Gaining Control Through Organization

4 min readJun 12, 2024


“For every minute spent in organizing, an hour is earned.” ~ Benjamin Franklin

Given the large number of things that can attract our attention throughout the day, and given their variable and often ambiguous nature — tasks, information, ideas, messages, emails, conversations, memories, thoughts, things to be determined -, it becomes necessary to have a kind of extended mind that allows us to release the pressure from our head so that it can devote itself to more productive things.

Achieving this extension of the mind is no easy task. It requires a good understanding of the different nature of the things we deal with every day and the configuration of an efficient system, with a solid organizational structure.

At this point, I think most people understand that being organized is a good thing. At the very least, we all sense that disorganization works against us in some way. In the long run, any inefficient system will easily drain our energy.

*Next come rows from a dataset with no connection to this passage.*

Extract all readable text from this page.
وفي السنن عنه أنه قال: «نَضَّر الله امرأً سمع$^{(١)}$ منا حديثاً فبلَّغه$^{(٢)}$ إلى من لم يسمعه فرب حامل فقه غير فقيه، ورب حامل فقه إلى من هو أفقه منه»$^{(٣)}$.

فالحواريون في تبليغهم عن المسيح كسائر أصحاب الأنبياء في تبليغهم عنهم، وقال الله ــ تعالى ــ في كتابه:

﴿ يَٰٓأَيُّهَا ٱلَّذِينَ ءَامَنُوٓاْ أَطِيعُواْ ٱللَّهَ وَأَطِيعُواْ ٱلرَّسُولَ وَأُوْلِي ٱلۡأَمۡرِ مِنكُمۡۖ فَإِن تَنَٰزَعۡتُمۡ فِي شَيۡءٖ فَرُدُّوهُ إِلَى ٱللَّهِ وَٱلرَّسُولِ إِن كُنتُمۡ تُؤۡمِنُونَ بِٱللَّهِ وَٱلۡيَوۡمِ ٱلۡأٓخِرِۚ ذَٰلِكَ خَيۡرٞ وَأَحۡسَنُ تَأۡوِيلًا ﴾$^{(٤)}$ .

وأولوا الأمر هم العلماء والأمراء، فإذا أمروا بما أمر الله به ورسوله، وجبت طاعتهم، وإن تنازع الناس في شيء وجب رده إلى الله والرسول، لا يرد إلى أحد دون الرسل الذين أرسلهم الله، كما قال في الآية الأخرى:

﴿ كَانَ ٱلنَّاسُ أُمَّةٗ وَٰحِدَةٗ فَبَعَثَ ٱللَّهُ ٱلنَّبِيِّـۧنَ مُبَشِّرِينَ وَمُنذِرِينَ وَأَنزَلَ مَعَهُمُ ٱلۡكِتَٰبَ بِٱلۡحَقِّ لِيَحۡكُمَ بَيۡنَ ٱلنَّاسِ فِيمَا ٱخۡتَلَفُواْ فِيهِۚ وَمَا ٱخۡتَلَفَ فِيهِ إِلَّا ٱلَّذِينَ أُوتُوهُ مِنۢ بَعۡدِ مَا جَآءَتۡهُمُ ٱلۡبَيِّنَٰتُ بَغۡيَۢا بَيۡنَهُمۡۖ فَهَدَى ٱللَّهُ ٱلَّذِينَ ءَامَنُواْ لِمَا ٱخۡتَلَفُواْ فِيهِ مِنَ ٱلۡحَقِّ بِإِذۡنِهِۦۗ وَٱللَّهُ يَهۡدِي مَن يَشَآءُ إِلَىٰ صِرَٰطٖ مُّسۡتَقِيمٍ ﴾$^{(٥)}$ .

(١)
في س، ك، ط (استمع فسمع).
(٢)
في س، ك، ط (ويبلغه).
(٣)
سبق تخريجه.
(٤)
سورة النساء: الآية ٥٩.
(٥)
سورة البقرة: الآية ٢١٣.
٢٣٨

There are many things you can do at certain times and in certain contexts, with very little effort, that you won’t be able to do if you are not well organized. Most likely, at those times your priorities will be others, but if you don’t have a complete inventory of the things you can do in each situation, you won’t even have the option to choose (or, for example, to take advantage of the 20 minutes you’re going to be waiting in the car for your child to get out of school).

So what does it mean to be organized?

Being organized is not something that can be achieved with a one-time effort. As soon as you achieve good personal organization, you start to lose control again because the world keeps spinning and things keep happening. This needs to be understood because, for many people, not achieving a state of “permanent” good organization means a stress that makes them abandon any further attempts to improve their personal management.

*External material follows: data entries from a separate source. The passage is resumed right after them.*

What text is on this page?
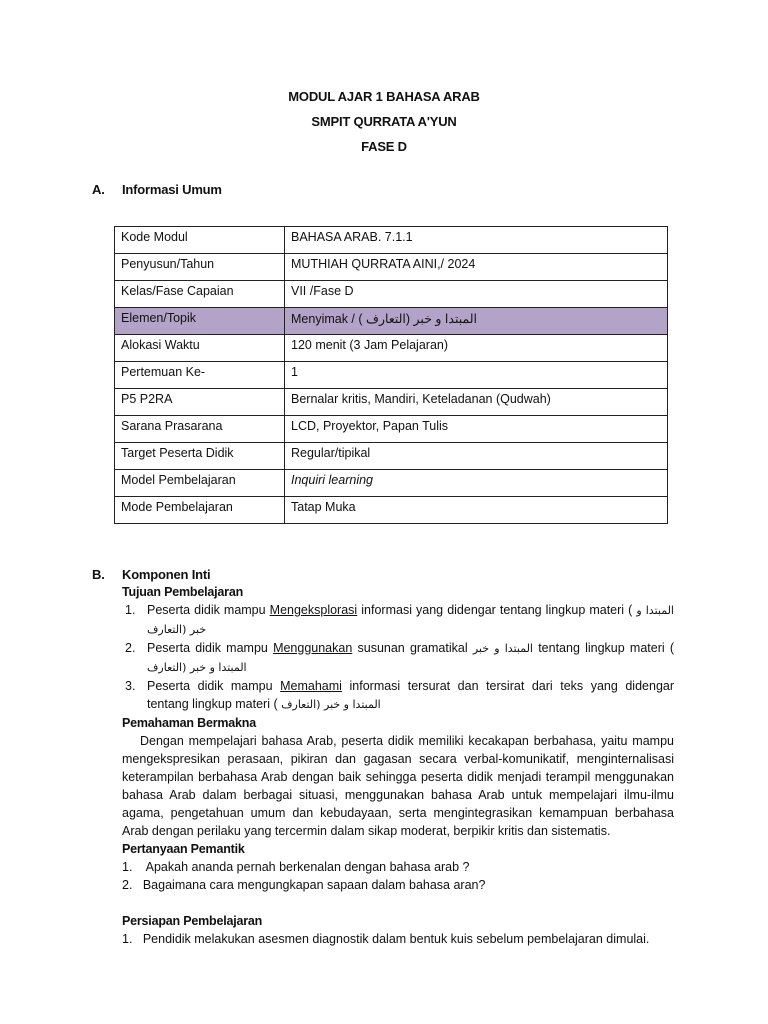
MODUL AJAR 1 BAHASA ARAB
SMPIT QURRATA A'YUN
FASE D
A. Informasi Umum
Kode Modul	BAHASA ARAB. 7.1.1
Penyusun/Tahun	MUTHIAH QURRATA AINI,/ 2024
Kelas/Fase Capaian	VII /Fase D
Elemen/Topik	Menyimak / ( المبتدا و خبر (التعارف
Alokasi Waktu	120 menit (3 Jam Pelajaran)
Pertemuan Ke-	1
P5 P2RA	Bernalar kritis, Mandiri, Keteladanan (Qudwah)
Sarana Prasarana	LCD, Proyektor, Papan Tulis
Target Peserta Didik	Regular/tipikal
Model Pembelajaran	Inquiri learning
Mode Pembelajaran	Tatap Muka
B. Komponen Inti
Tujuan Pembelajaran
1. Peserta didik mampu Mengeksplorasi informasi yang didengar tentang lingkup materi ( المبتدا و خبر (التعارف
2. Peserta didik mampu Menggunakan susunan gramatikal المبتدا و خبر tentang lingkup materi ( المبتدا و خبر (التعارف
3. Peserta didik mampu Memahami informasi tersurat dan tersirat dari teks yang didengar tentang lingkup materi ( المبتدا و خبر (التعارف
Pemahaman Bermakna
Dengan mempelajari bahasa Arab, peserta didik memiliki kecakapan berbahasa, yaitu mampu mengekspresikan perasaan, pikiran dan gagasan secara verbal-komunikatif, menginternalisasi keterampilan berbahasa Arab dengan baik sehingga peserta didik menjadi terampil menggunakan bahasa Arab dalam berbagai situasi, menggunakan bahasa Arab untuk mempelajari ilmu-ilmu agama, pengetahuan umum dan kebudayaan, serta mengintegrasikan kemampuan berbahasa Arab dengan perilaku yang tercermin dalam sikap moderat, berpikir kritis dan sistematis.
Pertanyaan Pemantik
1.    Apakah ananda pernah berkenalan dengan bahasa arab ?
2.   Bagaimana cara mengungkapan sapaan dalam bahasa aran?
Persiapan Pembelajaran
1.   Pendidik melakukan asesmen diagnostik dalam bentuk kuis sebelum pembelajaran dimulai.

A good organization needs a whole operating system in which you must first capture everything that catches your attention, and then you must determine its meaning and decide what you are going to do with it. Organizing things that you have not captured is impossible, and organizing things that you have not clarified correctly is a futile job.

According to David Allen, creator of the Getting Things Done (GTD) methodology,

“Being organized simply means that where things are suits what they mean to you”.

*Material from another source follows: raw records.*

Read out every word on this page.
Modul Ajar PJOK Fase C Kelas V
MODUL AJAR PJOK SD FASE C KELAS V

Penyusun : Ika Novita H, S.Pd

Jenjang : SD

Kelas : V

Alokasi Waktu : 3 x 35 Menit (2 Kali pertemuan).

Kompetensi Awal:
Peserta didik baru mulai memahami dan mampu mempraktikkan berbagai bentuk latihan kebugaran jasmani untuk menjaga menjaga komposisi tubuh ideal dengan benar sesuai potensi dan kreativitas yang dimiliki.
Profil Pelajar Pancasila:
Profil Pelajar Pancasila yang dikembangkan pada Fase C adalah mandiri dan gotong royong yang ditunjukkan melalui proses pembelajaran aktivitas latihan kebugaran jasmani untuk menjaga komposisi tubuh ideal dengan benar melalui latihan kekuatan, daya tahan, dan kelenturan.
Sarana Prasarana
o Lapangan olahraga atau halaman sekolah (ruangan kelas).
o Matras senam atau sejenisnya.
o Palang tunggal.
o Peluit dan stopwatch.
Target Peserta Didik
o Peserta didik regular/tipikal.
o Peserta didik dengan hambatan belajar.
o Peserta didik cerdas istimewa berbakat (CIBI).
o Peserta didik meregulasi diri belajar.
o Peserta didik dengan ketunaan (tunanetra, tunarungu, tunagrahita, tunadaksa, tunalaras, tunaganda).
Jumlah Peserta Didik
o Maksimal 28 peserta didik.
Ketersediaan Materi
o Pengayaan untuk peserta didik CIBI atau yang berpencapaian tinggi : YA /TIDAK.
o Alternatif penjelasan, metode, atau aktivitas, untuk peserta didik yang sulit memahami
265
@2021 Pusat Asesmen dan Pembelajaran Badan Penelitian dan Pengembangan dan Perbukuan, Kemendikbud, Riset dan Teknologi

To manage your stuff most efficiently and with the least effort, you need things to be in the right place, i.e. where it makes sense to you for them to be. If an instruction document is not where you usually go to look for such documents, then you are disorganized. If the list of calls to be made is not accessible when you have time to make calls (for example, waiting for your child in the car), then you are disorganized.

Therefore, being organized is a very personal concept. Only you can define what “being organized” means to you.

According to this definition, tidiness doesn’t necessarily mean organization. A person can be very tidy and yet not have certain things in the right place. Similarly, another person’s office might be a complete mess and know that everything that has a specific meaning can be quickly located in a specific place.

The concept of organization implies establishing a relationship between the meaning of things and their location. The problem is that things change meaning over time. What was unimportant a month ago may be critical today. What yesterday was an interesting document, today is something that should be in the wastebasket.

Here’s a sad truth: Getting back to being disorganized is just a matter of time. You have to assume that being organized is not a one-time occurrence, but rather requires a sustained effort.

The meaning of things is key

If you try to organize things before you have clearly defined their meaning, then the results will be very frustrating. There is a reason why the first three stages of GTD have a strong sequential relationship: First you capture things, then you clarify what they are and then you organize them.

If you go to a meeting at work and end up with a sheet full of notes, how can you organize those notes? A sheet of notes is not something “organizable” by itself. It probably contains several things of a different nature whose meaning needs to be clarified. Some notes will be tasks you will have to perform (or delegate), there may be a new project to plan, and some of the notes will be information you will need to use later. There will also be notes that you can drop.

The same goes for your emails. They each have their own nature. Also, a single email may contain several different elements, such as meeting notes, which you will have to identify, define and extract.

If you want to be organized you can’t treat a sheet of notes as a whole. Nor can you treat all emails as items in the same category (the inbox of your email program). Nor can you use a to-do list where you put everything you have to do.

Being organized means having everything in its place, and for that, each place must have its meaning. This is the only way to be in control.